According to Sallie Gregory, group marketing manager of Nomads World, a hostel group in Australia, the budget sector always tends to be more resilient to market downturns.
One of the reasons, she said, is that budget trips, being the mode of young people, are often planned well in advance.
"They may be leaving school, and the promise from mum and dad was that they would get their ticket out to Australia or something like that," she said. "We do tend to find we are a fairly resilient industry. Our market is under 35, and they are not as tied to things like the stock market.”
The resilience of the budget sector is a fact born out by current bookings for Asia hostels at Hostelworld, one of the world's biggest online hostel booking services, based in Dublin.
"Our bookings are still coming in and appear to be fairly consistent with previous years," Hostelworld's Aisling White said. "It seems people are reluctant to let go of holidays and so instead are looking at spending less and are opting for budget accommodation.
This is especially so because of the improvements that have taken place in the budget accommodation sector, White added. “They [hostels] have had to upgrade to survive because of the competition,” said White. “The traditional definition of hostel as being like a school dormitory doesn't apply anymore."
White said improvements in hostel accommodation meant budget travel had much wider appeal with around 7 percent of Hostelworld's customers now being 40 and older and 20 percent being 30-plus.
"We are also seeing a growing number of career breakers who have had enough of the English weather and want to get way for the recession," she said. "Australia is one of the favourite destinations with a stop-off in Asia on the way."

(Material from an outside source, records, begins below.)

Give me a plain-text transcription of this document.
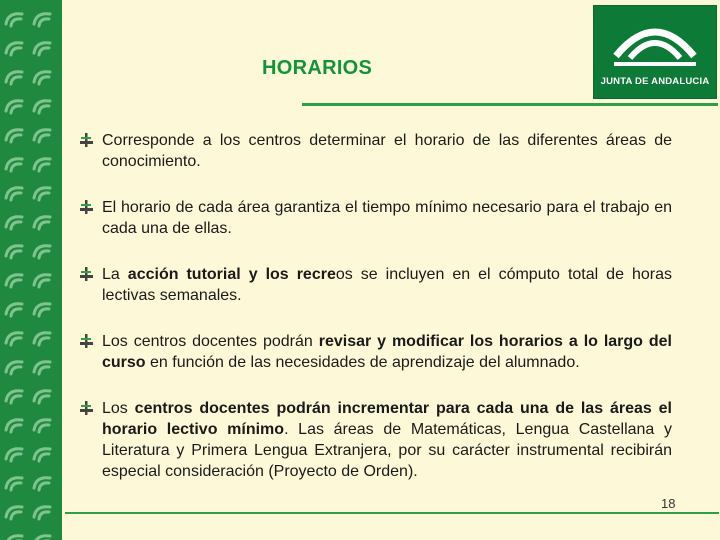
JUNTA DE ANDALUCIA
HORARIOS
Corresponde a los centros determinar el horario de las diferentes áreas de conocimiento.
El horario de cada área garantiza el tiempo mínimo necesario para el trabajo en cada una de ellas.
La acción tutorial y los recreos se incluyen en el cómputo total de horas lectivas semanales.
Los centros docentes podrán revisar y modificar los horarios a lo largo del curso en función de las necesidades de aprendizaje del alumnado.
Los centros docentes podrán incrementar para cada una de las áreas el horario lectivo mínimo. Las áreas de Matemáticas, Lengua Castellana y Literatura y Primera Lengua Extranjera, por su carácter instrumental recibirán especial consideración (Proyecto de Orden).
18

These older independent travellers are often termed "flashpackers" -- backpackers with income to spend on more comfortable accommodation.
O'Brien said the emergence of the flashpacker and the explosion of the independent travel market had been the driving forces behind the trend toward more comfortable, higher quality hostels -- which offer good value for the money for those travellers whose budgets have been squeezed by the credit crunch.
The report Youth Travel Matters, produced this year by the United Nations World Travel Organization and the World Youth Student and Educational Travel Confederation, said 50 percent of youth accommodation providers had recently invested in increasing their capacity and improving facilities to cater to flashpackers.
"Our research indicates that hostels are becoming increasingly professional with more customised and private facilities, especially for the expanding flashpacker market," said Peter Anwyl of the confederation's Safe Travel Accommodation for Youth programme.
These better quality hostels make travel all the more attractive for someone like George Shaw, who is probably what the travel industry would term a flashpacker or a career breaker.
The 27-year-old from southern England recently packed in his job at a mobile phone company to take a working holiday in Asia.
He arrived in Hong Kong to meet up with a travelling friend. His next stop is Thailand, and then perhaps in the New Year, he will move to Cambodia or Vietnam.
Like many budget travellers, the financial crisis is of little or no consequence to Shaw and his travel plans.
"Crisis, what crisis?" he asked. "I planned for this a long time. I'm not going to let something like the stock market crashing get in the way. I have a budget, and it should be enough to stay in reasonable accommodation. If it all goes, well, I'll just get a job."